Having distributed problems in the above categories, we can now take independent approaches to solve and perfect individual models.
Anomaly detection can be modeled for every signal or subset of signals. The selection can be based on the possibility of failure if that signal starts to deviate despite the machine’s regular operation. E.g., the bearing temperature in the gearbox varies in sync with its RPM. If the bearing temp increases despite constant RPM, a clear decorrelation suggests a possible anomaly.
Fig 2: Bearing temp variation — normal (left) vs. anomaly (right)
Before it turns into an anomaly, the deviation percentage can be learned from its historical behavior. An excellent statistical baseline can be five times the standard deviation observed over a historical average operation period.
The anomaly detection problem can be modeled as a multivariate clustering problem. Signals should be grouped based on mechanical properties, typical usage behavior, and environmental operating conditions. The domain specialist can provide valuable insight into such queries.
Fig 3: A clustering approach
Remaining useful life (RUL)
Anomaly detection alone is insufficient evidence to conclude that the machine might be at risk of failure. This is because such deviations are a common occurrence in day-to-day operations. To consider the detected anomaly genuinely concerning, it must sustain for a sufficiently long time, followed by continuous degradation.
From our bearing temperature example, bearing temperature starts to increase and crosses the anomaly threshold. It then continues to rise despite other parameters showing no sign of deviation.
The estimation of RUL can be treated as a time series problem. Parameter variation from the point when the anomaly is flagged can be used to forecast future values. The target limit value can be the maximum allowable limit (also called alarm limit) set in the respective control system.
Fig 4: Degradation of signals and RUL
With the information of anomaly and RUL over signals, we can combine them to predict the possible failure type as a classification approach. This can also be modeled as a multiclass classification problem. However, the scenario can be challenging to implement as it needs historical data with the correct annotation of failure type — information that can be hard to get and may require domain expert advice to label the events.
The failure mode can be labeled as breakdown events such as overheating, part breakdown, etc. The most well-known classification approaches can work if they can handle large-class imbalances.

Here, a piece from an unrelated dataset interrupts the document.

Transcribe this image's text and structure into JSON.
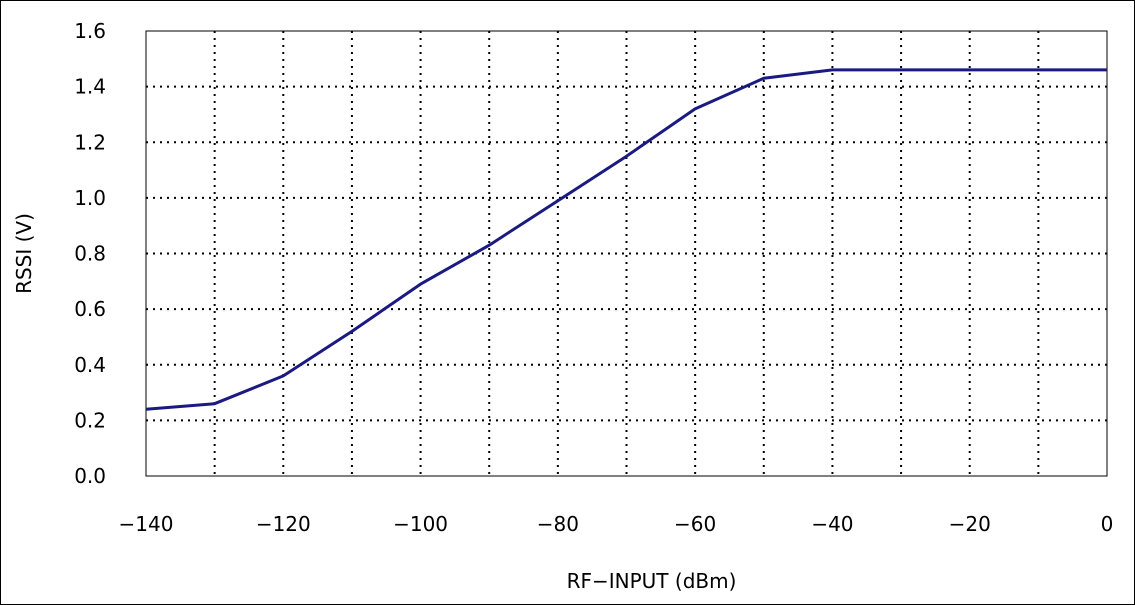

There is great potential for applying AI/ML models in manufacturing, and predictive maintenance is crucial. Additionally, a lot of information is available on historical operation data. But due to the lack of annotation and standardization, modeling it via the traditional AI/ML approach can be difficult. There is a clear need to use innovative ways to model these problems by breaking them into smaller sets of sub-problems. An experienced partner in this field can make navigating these challenges much easier and faster. However, in the future, with the availability of more labeled data, we may see the possibility of using more complex models.